I got my first guitar in third grade when my older sister, an irrepressible hippie of the 1979 variety, bought me an old acoustic at a garage sale for $20. Five years later, I bought my first electric (on layaway!) and spent many happy hours after school faking my way though the Beatles catalog.
In those days, learning guitar was about buying actual chord books and learning riffs from the older kids in the neighborhood. But this is the brave new digital age, of course, and things are different now.
To wit: The hybrid instructional/recreational game “Rocksmith 2014” ($79.99, rated T), which is designed to turn your PlayStation 3 or Xbox 360 game console into an interactive guitar learning tool. A largely improved update to the 2011 original, “Rocksmith” combines a familiar rhythm game interface with a wide array of tutorials for various skill levels.
Pros and cons
The principal hook, as it were, is that with “Rocksmith” you can plug your electric guitar or bass directly into your PS3, X360 or PC/Mac, by way of the included USB adapter cable.

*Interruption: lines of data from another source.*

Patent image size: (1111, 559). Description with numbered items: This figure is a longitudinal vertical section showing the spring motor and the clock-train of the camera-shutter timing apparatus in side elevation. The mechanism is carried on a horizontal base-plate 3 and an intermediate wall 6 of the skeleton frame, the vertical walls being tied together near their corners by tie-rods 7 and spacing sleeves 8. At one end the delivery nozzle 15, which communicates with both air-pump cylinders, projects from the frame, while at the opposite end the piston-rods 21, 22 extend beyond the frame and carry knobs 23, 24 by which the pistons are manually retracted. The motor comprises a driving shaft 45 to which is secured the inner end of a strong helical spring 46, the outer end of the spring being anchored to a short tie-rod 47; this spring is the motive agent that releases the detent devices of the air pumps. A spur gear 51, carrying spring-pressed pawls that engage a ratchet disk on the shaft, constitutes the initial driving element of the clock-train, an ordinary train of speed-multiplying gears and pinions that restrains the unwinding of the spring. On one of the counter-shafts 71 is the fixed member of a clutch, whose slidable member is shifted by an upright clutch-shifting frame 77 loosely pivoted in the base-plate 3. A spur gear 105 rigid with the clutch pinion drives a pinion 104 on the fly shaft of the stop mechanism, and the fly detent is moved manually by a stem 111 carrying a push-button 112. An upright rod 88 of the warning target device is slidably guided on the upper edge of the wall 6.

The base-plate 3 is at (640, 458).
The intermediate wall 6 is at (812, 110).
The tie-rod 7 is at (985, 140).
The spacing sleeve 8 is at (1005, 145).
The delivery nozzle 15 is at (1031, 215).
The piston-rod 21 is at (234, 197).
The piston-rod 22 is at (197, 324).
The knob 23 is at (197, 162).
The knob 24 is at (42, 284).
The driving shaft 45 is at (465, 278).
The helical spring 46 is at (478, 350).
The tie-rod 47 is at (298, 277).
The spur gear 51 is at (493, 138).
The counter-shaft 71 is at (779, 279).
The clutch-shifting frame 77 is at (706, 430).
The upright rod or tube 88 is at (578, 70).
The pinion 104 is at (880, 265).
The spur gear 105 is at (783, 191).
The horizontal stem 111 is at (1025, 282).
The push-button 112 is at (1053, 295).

The standard quarter-inch plug on the business end of the cable fits the output jack on virtually any electric guitar or acoustic pickup rig.
That is to say, with “Rocksmith” you are playing an actual guitar as opposed one of those plastic peripheral toys of the initial “Guitar Hero” and “Rock Band” craze. The downside of this is that “Rocksmith” has some unavoidable technical problems.
Due to certain audio processing issues that I barely understand – and I’ve tried – “Rocksmith” has a huge audio lag issue if you’re using your TV speakers and the standard HDMI cable to connect to your game console. When you pluck or strum your guitar, the sound coming out of TV comes about a half-second later. This has to do with digital to analog conversion, but it any case, it renders “Rocksmith” almost entirely unusable, and it’s not something you’ll be alerted to on the back of the retail package.
The workaround isn’t all that onerous, but most players will need to pipe their console audio out through analog component cables (not included) to a separate speaker, amp or home theater system (also not included, not included and not included). You probably have the cables and speakers you need lying around (I did – old desktop PC speakers work fine), but it’s a drag to have to monkey with all this every time you want to dig into “Rocksmith.”
Great learning tool
And you will want to dig in, because the game’s generous package of instructional options provide an entirely new, and entirely efficient, way of learning guitar.
Returning players will find that the Rocksmith interface has been entirely overhauled. The “note highway” is the game’s primary learning tool, and it operates like a more detailed version of the scrolling notes prompts from the “Guitar Hero” games. Each note slides down with the proper fret number affixed along the six color-coded guitar strings.
This is how you learn your riffs and melodies, and it’s a good system once you get used to it. But older players who grew up on guitar tablature or traditional music notation will have to unlearn some habits.
One valuable new addition is the Riff Repeater function, which allows you to isolate troublesome passages in a given song, then slow them down and adjust the difficulty and speed of the riff. Experienced guitarists will find this helpful in certain instances. I found it helpful pretty much everywhere.
Lots of features
The game’s other features include an effects studio for tweaking distortion and reverb; a handful of arcade mini-games that make practicing more fun; a Session mode for jamming with a virtual band; and a series of tutorial videos especially usefully for newcomers learning basic technique.
The included song list features selections from the 1960s to 2013, across a spectrum of styles and difficulty levels. Double secret bonus tip: Stay away from those Rush songs until you’ve been practicing for several dozen years. Additional song bundles can be purchased online. “Rocksmith” also offers a retail version without the adapter cable for $59.99, or a guitar bundle with a Epiphone Les Paul Jr. guitar for $199.99.
The new “Rocksmith 2014” is a generous suite of learning tools for those serious about learning guitar who are willing to jerry-rig their game console audio setup to do it. More casual beginners are better off with a $20 used acoustic and some chord books.
New this week: The repackaged “Tomb Raider: Definitive Edition” updates last year’s blockbuster title for PS4 and Xbox One, with all DLC content, improved frame rate and some new next-gen console specs.